Dr. Hackman and Niccoli
Very Short In The Sun

The music of Alessandro Niccoli’s long-in-the-works “Very Short In The Sun”, which is released as the Italian duo of Dr. Hackman and Niccoli, is an open field in which fans can experiment. The music is an amalgam of sounds, from found sounds, from electronic noises, from the raw, tortoise-shell sound of a small boat in the sea, and from the analog, wildwood, drone of a snapping turtle.

Niccoli’s music is rarely the same twice. The first time, he and Hackman showed off their new-age avant-garde fusion by mixing elements of jazz, electronica, and artificial intelligence. The second time, they took the results of their first experiment in the field, a solo piano performance, and turned it into a record of the same sound. The openness of the sounds has been a major challenge for Niccoli, who has been exploring the sonic possibilities of the sounds he creates through the centuries and the sounds he gets from the internet.
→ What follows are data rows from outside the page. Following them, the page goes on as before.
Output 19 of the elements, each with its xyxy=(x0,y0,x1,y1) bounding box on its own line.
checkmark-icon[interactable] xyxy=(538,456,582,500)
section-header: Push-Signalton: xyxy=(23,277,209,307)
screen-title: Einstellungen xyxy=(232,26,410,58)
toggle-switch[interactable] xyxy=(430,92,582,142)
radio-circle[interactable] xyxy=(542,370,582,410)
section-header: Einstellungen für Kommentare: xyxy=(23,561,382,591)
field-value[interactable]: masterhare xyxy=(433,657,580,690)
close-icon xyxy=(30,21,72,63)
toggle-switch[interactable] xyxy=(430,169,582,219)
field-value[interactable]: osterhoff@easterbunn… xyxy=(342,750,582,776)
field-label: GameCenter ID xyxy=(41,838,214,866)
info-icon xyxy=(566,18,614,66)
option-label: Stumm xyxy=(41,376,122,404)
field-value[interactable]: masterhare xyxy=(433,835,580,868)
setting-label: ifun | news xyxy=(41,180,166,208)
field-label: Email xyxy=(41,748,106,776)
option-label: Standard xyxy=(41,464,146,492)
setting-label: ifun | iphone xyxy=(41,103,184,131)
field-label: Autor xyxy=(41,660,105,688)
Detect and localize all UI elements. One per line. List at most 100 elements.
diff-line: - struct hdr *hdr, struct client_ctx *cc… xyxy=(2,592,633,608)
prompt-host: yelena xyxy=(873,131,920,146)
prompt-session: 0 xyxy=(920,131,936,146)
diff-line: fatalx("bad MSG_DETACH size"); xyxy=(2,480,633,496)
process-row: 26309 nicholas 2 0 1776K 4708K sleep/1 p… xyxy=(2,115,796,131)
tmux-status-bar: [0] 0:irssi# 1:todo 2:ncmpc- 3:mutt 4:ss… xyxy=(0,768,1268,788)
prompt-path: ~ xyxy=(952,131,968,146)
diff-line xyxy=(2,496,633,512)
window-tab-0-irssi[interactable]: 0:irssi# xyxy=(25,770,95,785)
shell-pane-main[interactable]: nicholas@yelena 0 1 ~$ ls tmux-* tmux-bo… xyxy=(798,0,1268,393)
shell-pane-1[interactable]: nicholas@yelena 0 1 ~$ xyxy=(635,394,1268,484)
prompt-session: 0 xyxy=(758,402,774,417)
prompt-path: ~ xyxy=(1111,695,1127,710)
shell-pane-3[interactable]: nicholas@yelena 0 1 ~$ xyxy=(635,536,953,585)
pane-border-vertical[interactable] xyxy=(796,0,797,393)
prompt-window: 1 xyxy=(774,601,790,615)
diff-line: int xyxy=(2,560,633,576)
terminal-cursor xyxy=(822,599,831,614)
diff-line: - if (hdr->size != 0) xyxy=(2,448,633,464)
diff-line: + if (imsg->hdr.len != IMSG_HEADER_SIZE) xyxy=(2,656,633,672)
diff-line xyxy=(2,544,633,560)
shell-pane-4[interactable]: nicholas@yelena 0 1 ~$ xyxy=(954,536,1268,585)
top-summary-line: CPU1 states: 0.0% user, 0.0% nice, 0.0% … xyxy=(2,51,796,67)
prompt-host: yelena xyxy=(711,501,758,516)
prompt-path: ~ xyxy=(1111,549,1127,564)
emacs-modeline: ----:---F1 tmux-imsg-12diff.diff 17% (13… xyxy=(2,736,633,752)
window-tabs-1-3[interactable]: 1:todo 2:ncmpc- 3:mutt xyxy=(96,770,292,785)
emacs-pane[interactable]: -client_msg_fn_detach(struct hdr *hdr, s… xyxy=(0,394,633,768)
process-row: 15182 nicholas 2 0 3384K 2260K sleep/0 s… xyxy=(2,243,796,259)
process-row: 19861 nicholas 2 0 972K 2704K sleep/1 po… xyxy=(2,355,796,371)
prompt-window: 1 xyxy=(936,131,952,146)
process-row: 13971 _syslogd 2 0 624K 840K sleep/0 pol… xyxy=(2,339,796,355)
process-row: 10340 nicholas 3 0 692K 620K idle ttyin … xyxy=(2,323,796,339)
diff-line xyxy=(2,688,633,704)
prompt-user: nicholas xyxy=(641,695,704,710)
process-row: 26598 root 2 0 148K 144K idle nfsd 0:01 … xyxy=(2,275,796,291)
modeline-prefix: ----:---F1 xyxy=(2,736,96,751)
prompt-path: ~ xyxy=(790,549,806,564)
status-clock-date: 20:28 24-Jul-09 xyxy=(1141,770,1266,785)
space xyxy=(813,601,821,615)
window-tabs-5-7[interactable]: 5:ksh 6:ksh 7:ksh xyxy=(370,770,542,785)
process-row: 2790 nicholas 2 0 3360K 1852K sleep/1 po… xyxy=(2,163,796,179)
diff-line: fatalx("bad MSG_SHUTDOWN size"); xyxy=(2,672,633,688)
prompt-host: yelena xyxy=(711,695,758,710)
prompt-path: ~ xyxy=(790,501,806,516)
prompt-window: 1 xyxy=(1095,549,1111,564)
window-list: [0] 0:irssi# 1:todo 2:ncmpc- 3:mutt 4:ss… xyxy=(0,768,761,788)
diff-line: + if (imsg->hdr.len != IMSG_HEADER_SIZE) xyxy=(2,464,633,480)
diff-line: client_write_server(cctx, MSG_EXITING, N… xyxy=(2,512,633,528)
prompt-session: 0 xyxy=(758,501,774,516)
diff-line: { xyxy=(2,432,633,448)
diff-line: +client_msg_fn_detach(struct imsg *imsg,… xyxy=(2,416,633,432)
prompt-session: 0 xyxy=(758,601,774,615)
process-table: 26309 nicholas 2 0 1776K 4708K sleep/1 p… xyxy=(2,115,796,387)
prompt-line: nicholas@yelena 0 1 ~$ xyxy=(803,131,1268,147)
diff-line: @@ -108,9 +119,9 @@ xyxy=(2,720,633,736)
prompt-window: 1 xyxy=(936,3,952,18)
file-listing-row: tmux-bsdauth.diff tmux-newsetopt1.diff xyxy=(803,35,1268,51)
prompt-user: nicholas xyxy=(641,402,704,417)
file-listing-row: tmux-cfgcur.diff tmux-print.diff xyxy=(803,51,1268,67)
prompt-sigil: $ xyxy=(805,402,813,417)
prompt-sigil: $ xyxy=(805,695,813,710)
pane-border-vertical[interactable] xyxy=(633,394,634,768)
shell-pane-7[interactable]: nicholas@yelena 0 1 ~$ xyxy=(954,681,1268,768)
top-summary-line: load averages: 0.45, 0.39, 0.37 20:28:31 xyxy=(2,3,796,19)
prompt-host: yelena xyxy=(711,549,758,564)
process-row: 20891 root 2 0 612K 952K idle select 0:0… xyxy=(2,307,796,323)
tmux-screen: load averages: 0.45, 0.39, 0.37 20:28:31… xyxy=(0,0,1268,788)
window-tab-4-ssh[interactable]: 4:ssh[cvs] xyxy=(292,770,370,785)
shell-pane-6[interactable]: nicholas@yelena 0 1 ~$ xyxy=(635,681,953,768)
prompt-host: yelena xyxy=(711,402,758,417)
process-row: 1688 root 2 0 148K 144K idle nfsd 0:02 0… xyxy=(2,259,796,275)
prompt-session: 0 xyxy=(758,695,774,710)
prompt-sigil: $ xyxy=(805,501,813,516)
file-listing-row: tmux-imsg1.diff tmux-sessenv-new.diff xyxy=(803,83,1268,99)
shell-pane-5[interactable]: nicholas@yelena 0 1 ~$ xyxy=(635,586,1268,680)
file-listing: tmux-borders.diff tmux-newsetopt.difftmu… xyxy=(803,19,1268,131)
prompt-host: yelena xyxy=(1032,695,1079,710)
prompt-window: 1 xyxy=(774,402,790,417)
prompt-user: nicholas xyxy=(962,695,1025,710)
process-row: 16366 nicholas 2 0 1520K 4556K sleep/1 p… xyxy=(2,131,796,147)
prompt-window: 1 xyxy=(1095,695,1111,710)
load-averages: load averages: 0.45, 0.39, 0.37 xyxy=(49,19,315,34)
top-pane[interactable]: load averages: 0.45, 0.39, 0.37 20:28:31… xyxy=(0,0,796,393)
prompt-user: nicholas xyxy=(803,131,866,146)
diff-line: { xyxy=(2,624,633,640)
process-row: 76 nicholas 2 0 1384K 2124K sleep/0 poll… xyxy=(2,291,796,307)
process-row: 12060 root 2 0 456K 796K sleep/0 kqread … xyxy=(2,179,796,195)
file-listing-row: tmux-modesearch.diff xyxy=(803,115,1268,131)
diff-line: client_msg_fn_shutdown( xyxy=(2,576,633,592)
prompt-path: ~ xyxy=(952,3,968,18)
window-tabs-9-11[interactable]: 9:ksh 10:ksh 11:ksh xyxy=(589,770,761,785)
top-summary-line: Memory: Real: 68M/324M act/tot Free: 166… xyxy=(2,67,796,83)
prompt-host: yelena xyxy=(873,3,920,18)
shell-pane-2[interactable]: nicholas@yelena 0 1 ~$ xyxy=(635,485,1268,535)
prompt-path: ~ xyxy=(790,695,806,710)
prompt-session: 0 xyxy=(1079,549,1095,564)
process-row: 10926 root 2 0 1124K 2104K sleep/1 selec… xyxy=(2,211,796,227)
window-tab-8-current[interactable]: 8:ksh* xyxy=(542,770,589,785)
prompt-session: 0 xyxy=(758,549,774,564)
The usual response from critics is that Niccoli doesn’t bring the visual aspect of his music to the table. “You don’t have to be a trained musician to see what’s happening”, they argue. But we can, and at his presentation last year, Niccoli used a device called a shaker to create the sonic environment. Before the shaker, Niccoli’s music sounded like a lot of things, including the sea’s ocean sounds, the individual sound of a footfall on the sand, a filtered, hollowed-out radio echo, the fluttering of a flock of ducks.

At his first solo piano performance, in the New York Philharmonic, he used a shaker to create an almost airless world, where the sounds themselves became the sonic object. It’s an interesting, eerie, and unsettling thing to hear Niccoli’s music for the first time, and a little otherworldly, too. Niccoli’s music is a sloppy, smudgy mess. But also the kind of mess that makes you believe in its beauty.